January 4, 2013 by Doug Coutts
Just the other day, the bustling seaside town of Opunake (you know the place, South Taranaki coast, one pub, five people, lots of empty shops) was hit by a couple of large earthquakes. At 5 and less on the scale, they weren’t alarmingly huge – unless you live in Ireland where the largest ever registered a paltry 2.3 – but still big enough to make the headlines.
The best quote – well, the only quote since Opunakians are notoriously taciturn – went along the lines “We didn’t know what it was at first – we though a truck might have crashed into the house”. And that would have been awful as most trucks on Taranaki roads – indeed, most vehicles – are milk tankers, and dairy products weigh a lot, both before and after consumption.
Luckily, as inspection of the house soon showed, it wasn’t a truck but a slight shift in the earth’s crust some 20 kilometres down and a bit off to the left. Phew.
Earlier in the year, in another part of the country a sleeping couple was awoken by a loud bang. “At first we thought it was an earthquake,” one of them told the media throng. “But it looks like a truck has come through the spare bedroom and into the lounge.” And indeed it was – laden with logs and driven by someone who momentarily forgot the cause-and-effect link between steering wheel and bends in the road.
This sort of thing happens quite often. New Zealanders seem unable to tell the difference between a eighteen-wheeler attempting a hand-brake turn in the sun-porch and tectonic plates bumping and grinding in the basement. Not until they’re presented with concrete evidence, usually resting against their bedside table.
It’s a bigger problem than you might at first think. For example the heavily-promoted earthquake drill of drop, cover, hold doesn’t work as well in the case of attack by diesel when run, sprint, dash would seem to be a better option.
And, worse, your friendly insurance giant is less likely to pay out if you appear confused as to the cause of the total destruction of your house. “Yes, I know there are tyre marks all over the credenza, but you did say you thought it was an earthquake. And that spells loophole.”

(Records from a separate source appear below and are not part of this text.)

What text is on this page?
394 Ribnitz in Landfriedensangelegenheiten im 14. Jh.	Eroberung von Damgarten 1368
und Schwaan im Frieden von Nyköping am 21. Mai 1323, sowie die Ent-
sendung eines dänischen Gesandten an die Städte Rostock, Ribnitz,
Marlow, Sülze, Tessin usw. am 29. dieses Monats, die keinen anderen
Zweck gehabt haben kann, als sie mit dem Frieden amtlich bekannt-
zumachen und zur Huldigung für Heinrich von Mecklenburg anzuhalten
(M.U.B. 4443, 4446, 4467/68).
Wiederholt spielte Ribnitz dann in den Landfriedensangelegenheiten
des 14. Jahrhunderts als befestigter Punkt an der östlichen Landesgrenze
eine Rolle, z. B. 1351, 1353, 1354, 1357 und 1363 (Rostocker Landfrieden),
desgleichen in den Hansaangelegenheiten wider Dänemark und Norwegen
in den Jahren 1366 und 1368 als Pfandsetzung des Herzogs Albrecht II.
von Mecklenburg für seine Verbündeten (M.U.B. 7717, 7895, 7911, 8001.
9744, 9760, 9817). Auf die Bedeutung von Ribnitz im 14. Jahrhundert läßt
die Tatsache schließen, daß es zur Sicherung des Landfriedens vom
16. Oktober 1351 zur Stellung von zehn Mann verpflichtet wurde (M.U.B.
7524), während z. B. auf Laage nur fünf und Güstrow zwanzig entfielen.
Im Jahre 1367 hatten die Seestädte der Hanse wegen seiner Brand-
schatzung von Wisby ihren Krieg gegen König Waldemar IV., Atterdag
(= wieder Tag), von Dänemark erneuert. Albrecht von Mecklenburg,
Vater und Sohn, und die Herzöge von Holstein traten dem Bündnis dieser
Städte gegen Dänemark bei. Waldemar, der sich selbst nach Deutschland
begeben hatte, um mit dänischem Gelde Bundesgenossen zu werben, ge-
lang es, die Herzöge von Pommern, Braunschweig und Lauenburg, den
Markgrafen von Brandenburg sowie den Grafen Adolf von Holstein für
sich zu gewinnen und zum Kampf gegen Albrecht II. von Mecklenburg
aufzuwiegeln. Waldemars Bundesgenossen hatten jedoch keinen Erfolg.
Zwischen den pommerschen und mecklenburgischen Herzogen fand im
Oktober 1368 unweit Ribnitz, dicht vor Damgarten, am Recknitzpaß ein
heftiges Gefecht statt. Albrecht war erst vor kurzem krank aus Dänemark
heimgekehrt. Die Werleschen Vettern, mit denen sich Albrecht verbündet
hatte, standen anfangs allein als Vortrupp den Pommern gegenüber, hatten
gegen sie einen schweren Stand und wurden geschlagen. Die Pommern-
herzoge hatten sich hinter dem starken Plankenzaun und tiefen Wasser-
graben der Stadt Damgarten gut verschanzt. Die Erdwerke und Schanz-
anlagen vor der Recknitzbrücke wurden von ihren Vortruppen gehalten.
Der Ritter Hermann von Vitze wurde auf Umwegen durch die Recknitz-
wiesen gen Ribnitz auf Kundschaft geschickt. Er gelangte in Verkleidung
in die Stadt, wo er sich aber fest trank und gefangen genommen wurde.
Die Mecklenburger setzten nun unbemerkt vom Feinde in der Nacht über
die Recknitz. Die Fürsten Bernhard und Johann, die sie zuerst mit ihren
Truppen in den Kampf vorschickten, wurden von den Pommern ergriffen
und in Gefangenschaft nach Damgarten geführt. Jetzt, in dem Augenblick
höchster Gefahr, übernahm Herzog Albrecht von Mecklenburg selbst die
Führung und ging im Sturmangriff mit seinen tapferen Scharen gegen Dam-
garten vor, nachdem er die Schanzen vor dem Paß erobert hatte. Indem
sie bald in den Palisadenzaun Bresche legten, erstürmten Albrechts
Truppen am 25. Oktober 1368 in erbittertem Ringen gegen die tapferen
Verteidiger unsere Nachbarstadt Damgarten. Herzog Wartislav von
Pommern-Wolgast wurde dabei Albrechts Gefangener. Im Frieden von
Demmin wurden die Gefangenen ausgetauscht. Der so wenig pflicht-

There is no quick fix. Your best options are to say nothing – to the media or State Insurance – until you are sure of the facts, and sleep in the centre of the house in a brick lined bunker, with all the ornaments down low. And move to Ireland, where the lorries are small, the earthquakes even smaller, and where confusion is legally sanctioned. At least until quakes are measured on the Kenworth scale.
And still it goes on: http://www.nzherald.co.nz/nz/news/article.cfm?c_id=1&objectid=10857695
“Eleanor Gardiner said about 10 people were in the pub when it was hit. She was playing pool with her daughter from Wellington who thought it was an earthquake.”